Последняя фраза перекликается с описанием мессианического времени, которое Агамбен дает в книге «Оставшееся время: Комментарий к Посланию к Римлянам». Мессианическое – это не конец времени, но зона неопределенности между настоящим (эоном) и грядущим:

Мессианическое время является частью мирского времени, подвергающейся сжатию, которое полностью его трансформирует <…> Поэтому для большей точности, возможно, следует прибегнуть к идее разреза Апеллеса и изобразить мессианическое время как цезуру, которая, разделяет само разделение между двумя временами230.

Ироническая метапозиция трикстера сродни мессианской темпоральности. Она создает разрыв в истории, указывая тем самым на возможность альтернативы.

С этим утверждением согласуется интерпретация иронии Полем де Маном. Указывая на оксюморонность «перманентного парабасиса» в формуле Шлегеля, де Ман находит разрешение противоречия между непрерывностью и разрывами у Беньямина, считавшего, что ирония «представляет парадоксальную попытку построить здание путем деконструкции»231. Развивая эту мысль, де Ман пишет:

Любая попытка построить – то есть нарративизировать – независимо от уровня сложности, всегда прервана, приостановлена, нарушена <…> В результате трудно представить себе историографию, систему истории, которая была бы защищена от иронии232.

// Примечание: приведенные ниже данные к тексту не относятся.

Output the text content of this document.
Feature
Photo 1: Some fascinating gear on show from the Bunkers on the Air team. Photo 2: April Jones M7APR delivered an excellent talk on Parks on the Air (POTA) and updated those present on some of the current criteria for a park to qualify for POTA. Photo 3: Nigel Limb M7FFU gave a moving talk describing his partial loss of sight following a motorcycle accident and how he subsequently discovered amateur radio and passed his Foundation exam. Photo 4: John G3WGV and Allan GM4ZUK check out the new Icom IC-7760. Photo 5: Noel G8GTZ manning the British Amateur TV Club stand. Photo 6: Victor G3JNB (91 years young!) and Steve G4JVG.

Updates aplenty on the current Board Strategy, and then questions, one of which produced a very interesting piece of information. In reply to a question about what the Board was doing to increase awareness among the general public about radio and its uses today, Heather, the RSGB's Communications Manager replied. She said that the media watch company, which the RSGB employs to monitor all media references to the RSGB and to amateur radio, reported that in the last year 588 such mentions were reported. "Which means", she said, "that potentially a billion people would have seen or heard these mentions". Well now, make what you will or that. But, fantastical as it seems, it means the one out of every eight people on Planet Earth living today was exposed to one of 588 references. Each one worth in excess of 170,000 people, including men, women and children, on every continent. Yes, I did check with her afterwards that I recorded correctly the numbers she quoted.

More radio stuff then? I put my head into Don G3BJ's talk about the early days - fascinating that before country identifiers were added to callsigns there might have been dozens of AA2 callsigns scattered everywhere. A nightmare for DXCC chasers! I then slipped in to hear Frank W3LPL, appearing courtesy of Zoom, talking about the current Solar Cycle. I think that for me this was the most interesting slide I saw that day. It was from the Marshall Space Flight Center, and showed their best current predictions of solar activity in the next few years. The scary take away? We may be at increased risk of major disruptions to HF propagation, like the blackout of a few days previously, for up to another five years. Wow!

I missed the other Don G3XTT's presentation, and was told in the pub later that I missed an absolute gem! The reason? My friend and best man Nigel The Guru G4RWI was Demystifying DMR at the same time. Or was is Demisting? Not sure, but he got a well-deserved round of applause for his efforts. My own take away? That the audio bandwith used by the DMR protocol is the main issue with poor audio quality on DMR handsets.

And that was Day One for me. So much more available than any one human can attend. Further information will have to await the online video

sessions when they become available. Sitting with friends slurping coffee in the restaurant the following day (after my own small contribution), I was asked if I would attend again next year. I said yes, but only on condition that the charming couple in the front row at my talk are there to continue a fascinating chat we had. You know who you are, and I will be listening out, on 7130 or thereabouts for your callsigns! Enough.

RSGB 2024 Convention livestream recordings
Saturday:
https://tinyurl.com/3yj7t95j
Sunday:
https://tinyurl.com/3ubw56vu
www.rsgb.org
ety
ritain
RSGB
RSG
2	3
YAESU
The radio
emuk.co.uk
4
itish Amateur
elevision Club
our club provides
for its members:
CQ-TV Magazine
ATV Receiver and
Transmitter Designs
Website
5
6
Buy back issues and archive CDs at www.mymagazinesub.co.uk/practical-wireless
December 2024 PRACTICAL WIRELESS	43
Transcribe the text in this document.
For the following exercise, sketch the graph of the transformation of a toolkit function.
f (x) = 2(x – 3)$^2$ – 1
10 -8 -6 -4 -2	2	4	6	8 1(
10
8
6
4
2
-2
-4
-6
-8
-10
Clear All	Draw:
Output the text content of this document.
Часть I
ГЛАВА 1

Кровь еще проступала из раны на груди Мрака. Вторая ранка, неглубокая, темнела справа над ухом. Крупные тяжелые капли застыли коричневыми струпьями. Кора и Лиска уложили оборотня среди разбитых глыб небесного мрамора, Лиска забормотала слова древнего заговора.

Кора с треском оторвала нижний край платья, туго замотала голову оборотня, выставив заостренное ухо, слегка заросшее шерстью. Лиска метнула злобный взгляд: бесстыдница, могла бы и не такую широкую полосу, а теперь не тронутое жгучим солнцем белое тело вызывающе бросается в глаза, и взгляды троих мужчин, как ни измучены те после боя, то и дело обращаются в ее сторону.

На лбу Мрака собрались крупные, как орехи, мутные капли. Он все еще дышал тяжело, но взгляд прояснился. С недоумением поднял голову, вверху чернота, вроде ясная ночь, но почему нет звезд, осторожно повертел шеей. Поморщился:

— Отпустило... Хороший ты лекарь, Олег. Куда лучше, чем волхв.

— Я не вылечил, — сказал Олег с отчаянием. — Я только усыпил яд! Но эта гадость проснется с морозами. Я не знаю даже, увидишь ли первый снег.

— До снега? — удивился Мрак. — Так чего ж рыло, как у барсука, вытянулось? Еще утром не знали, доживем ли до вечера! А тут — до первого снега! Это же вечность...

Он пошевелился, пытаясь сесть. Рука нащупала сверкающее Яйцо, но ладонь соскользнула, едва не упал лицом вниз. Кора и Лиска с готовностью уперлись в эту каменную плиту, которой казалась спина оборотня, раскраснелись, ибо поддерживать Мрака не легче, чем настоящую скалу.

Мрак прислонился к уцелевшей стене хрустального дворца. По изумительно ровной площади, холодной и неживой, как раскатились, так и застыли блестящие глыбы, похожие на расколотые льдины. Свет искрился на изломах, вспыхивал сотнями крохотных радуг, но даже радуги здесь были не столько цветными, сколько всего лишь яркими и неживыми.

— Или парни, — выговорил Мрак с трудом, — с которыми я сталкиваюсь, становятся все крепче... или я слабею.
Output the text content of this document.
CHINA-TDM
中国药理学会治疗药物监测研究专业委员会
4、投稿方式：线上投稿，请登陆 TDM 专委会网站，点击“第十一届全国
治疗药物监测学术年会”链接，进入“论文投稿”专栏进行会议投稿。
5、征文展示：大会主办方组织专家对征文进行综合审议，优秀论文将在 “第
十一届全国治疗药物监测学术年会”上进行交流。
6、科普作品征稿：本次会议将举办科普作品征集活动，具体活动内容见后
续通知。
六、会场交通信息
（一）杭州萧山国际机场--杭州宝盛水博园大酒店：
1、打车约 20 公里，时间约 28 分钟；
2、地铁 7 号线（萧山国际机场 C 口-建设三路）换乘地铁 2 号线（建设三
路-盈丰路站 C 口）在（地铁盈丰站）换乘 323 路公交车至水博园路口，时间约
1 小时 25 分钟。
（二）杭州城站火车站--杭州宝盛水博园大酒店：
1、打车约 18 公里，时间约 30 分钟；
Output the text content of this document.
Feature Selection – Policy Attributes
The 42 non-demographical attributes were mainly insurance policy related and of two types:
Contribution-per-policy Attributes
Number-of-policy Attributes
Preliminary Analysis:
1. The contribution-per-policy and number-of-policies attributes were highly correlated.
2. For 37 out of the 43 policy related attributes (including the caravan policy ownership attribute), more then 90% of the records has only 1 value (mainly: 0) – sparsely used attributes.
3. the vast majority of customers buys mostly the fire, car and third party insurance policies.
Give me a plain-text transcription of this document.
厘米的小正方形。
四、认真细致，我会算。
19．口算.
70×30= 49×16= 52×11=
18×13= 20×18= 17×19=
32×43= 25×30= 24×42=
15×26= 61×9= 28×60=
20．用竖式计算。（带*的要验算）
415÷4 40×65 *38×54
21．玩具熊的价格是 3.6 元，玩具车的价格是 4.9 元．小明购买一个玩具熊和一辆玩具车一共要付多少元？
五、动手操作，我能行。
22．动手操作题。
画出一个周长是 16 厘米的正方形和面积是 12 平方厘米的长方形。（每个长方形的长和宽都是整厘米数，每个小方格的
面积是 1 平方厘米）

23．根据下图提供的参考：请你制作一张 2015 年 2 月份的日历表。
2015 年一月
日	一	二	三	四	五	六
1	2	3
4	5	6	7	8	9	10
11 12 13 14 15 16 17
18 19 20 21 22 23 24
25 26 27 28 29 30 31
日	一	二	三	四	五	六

Роль иронического мессии, таким образом, парадоксальна: ведь советская история также моделируется как мессианское время – как разрыв в истории человечества233. Трикстер посредством иронической метапозиции создает «мессианский» разрыв в «мессианской» истории, то есть одновременно и пародирует революцию и строительство социализма, и указывает на выход из этой парадигмы. Совмещая в себе профанацию и невязку, иронию и жертвоприношение, такой трикстер становится циническим двойником, пародией и создаваемого советского «мессии» – нового советского человека, конструируемого всеми силами коммунистической идеологии и культуры. В конечном счете уже в 1970–1980‑е годы от нового советского человека остались только абстрактные проекты и безжизненные схемы, хотя этому гомункулусу отводилась ведущая, направляющая и руководящая роль в истории. А трикстер остался не только в памятниках, но и в блестящих литературных текстах, которые и сегодня не оставляют равнодушными. Иначе говоря, коммунистический мессия оказался нежизнеспособным, а его иронический двойник восторжествовал не только в литературе, но и в реальности (последнее, как мы увидим ниже, не обязательно отрадно).